We're in the same situation. DP moved into my home. We pay 50/50 each. This was at his insistence. Our 50/50 comes to £500 each a month, and he'd been paying £650 in rent alone before he moved in for a studio flat, without bills. So he was happy paying £500 a month as it was a saving for him, and said he'd be paying rent elsewhere so was only fair to pay a portion here.

He's been here six years now. In the past few years, he's paid for the drive to be done, paid 50% towards the bathroom, and most recently has paid out a high amount on building works and kitchen extension. His view is, even if anything happened between us, it's his children's home so he'll pay for it.

I will offset this by saying though, he does have his own house he rents out, so has his own asset, which I appreciate makes a difference, as he wouldn't be able to rent that out if he wasn't living here.

TheSilkWorm · 24/10/2024 20:39

PMAmostofthetime · 24/10/2024 20:30

@MrTiddlesTheCat

So let's say he's renting a room then as he's living there what should he pay for that? You are being totally unreasonable l. His DC also lives there so what about maintenance?

What maintenance?? He's already paying towards the costs of raising the DC. They aren't separated.

arethereanyleftatall · 24/10/2024 20:43

MaroonyBalloony · 24/10/2024 20:29

When I lived with my ex in my owned home I paid all repairs/upkeep, we split bills and the interest portion of the mortgage 50:50 and I paid all of the repayment aspect on the mortgage.

Lol, that was what I was trying to say and it took me three paragraphs of xs and ys 😂 yours is much clearer. I forgot the word repayment.
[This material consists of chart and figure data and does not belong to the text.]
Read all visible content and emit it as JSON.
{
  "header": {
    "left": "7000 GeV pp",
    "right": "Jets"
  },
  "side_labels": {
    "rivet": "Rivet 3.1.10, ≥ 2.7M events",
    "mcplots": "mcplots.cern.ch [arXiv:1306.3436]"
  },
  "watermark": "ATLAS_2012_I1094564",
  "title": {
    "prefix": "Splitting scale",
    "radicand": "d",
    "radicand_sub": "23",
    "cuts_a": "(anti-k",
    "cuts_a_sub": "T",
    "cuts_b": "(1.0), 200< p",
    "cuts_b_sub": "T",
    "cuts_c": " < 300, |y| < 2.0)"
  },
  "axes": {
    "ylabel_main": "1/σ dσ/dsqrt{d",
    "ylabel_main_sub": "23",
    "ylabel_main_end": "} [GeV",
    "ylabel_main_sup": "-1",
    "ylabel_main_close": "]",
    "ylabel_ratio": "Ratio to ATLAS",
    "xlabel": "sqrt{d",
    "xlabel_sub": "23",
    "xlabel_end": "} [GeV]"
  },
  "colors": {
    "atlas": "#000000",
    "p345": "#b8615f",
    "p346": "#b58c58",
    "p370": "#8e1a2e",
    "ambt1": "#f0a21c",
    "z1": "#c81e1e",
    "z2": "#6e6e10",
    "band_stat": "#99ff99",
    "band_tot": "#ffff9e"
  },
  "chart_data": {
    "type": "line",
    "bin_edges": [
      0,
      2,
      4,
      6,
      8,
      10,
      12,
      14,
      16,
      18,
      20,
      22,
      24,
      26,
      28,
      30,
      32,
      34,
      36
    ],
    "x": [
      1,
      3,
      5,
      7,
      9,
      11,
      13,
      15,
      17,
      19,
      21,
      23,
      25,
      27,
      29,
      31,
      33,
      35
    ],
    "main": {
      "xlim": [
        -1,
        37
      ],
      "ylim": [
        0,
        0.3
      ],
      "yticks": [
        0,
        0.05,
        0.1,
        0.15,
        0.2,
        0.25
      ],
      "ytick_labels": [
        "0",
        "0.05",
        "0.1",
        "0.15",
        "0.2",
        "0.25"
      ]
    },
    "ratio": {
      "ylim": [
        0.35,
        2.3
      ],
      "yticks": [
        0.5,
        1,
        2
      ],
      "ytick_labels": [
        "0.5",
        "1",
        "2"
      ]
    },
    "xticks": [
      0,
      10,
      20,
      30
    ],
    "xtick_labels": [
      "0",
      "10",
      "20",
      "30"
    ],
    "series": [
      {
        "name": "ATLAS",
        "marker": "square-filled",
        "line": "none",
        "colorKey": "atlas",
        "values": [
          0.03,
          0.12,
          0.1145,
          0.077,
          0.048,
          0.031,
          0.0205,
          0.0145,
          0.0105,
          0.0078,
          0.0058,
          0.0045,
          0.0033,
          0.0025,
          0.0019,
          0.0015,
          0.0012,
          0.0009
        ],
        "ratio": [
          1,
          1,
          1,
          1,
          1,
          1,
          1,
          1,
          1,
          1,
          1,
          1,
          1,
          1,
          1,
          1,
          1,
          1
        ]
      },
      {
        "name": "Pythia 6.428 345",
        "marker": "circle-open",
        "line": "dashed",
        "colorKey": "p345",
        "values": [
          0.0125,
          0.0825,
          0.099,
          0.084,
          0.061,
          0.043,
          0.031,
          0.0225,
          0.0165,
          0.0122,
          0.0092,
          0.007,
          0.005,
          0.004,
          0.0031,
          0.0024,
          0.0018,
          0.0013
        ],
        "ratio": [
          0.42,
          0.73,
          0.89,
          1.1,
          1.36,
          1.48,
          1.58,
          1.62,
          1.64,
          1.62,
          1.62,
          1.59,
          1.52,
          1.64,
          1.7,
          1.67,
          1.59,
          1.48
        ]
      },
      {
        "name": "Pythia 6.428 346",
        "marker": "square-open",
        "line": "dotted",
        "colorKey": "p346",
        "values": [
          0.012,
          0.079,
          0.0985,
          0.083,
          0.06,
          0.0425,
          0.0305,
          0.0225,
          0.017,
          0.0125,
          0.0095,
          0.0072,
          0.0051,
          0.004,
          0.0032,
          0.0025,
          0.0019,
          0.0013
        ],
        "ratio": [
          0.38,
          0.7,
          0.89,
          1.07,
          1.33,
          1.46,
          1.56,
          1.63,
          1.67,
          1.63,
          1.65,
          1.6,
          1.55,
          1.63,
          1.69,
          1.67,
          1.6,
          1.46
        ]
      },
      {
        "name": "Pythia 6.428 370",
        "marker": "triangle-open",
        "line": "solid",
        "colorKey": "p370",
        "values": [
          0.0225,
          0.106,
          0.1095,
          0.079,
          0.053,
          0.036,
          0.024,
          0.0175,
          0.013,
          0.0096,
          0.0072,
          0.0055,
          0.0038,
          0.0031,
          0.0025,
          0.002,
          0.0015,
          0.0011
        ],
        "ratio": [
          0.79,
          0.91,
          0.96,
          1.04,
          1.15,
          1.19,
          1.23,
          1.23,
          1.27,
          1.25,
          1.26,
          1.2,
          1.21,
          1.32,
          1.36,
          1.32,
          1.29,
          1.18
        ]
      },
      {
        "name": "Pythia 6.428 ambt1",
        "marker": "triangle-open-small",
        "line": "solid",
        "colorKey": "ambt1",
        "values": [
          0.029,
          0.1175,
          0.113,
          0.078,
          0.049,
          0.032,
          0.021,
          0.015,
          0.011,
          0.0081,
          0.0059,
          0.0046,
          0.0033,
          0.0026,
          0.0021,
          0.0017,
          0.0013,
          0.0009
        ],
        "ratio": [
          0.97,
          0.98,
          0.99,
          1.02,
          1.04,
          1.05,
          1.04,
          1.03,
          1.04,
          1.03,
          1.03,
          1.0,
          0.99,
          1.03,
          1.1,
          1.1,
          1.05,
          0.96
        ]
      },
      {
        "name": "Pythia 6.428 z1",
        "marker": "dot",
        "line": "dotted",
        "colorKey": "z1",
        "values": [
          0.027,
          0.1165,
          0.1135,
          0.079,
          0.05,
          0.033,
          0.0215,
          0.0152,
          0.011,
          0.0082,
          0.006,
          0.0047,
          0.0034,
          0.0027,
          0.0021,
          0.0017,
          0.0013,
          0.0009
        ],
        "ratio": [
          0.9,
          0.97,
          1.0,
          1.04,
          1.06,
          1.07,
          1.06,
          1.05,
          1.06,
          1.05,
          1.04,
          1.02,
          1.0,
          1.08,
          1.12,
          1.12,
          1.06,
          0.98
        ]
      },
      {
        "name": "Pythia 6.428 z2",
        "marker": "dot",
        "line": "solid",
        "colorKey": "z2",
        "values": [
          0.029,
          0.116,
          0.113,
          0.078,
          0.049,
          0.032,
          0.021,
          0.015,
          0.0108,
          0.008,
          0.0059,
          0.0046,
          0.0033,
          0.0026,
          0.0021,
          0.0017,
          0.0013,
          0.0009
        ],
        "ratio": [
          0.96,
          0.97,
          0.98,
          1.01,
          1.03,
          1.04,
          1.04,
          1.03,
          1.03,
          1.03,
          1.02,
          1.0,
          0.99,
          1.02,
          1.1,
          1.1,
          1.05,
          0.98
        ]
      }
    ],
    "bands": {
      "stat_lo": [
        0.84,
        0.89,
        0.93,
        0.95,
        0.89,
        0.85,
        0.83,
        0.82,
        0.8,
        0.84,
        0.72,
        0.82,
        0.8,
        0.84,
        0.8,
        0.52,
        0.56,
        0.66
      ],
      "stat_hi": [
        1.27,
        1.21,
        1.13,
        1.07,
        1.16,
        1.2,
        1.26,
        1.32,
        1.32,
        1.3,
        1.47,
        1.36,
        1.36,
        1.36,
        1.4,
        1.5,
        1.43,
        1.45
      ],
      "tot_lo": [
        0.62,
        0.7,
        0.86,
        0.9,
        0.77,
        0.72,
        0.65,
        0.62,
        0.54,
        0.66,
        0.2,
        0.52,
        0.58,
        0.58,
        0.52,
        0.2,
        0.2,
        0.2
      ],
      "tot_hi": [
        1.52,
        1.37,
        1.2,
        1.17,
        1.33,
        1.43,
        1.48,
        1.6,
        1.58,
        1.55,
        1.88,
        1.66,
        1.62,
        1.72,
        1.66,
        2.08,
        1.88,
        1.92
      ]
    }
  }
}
burnoutbabe · 24/10/2024 21:03

PassMeTheCookies · 24/10/2024 20:33

We're in the same situation. DP moved into my home. We pay 50/50 each. This was at his insistence. Our 50/50 comes to £500 each a month, and he'd been paying £650 in rent alone before he moved in for a studio flat, without bills. So he was happy paying £500 a month as it was a saving for him, and said he'd be paying rent elsewhere so was only fair to pay a portion here.

He's been here six years now. In the past few years, he's paid for the drive to be done, paid 50% towards the bathroom, and most recently has paid out a high amount on building works and kitchen extension. His view is, even if anything happened between us, it's his children's home so he'll pay for it.

I will offset this by saying though, he does have his own house he rents out, so has his own asset, which I appreciate makes a difference, as he wouldn't be able to rent that out if he wasn't living here.

Which is fine.

As long as you are happy for him to claim a share of the property if you split up and have an expensive legal fight to defend any case. Or pay him off just to avoid paying lawyers.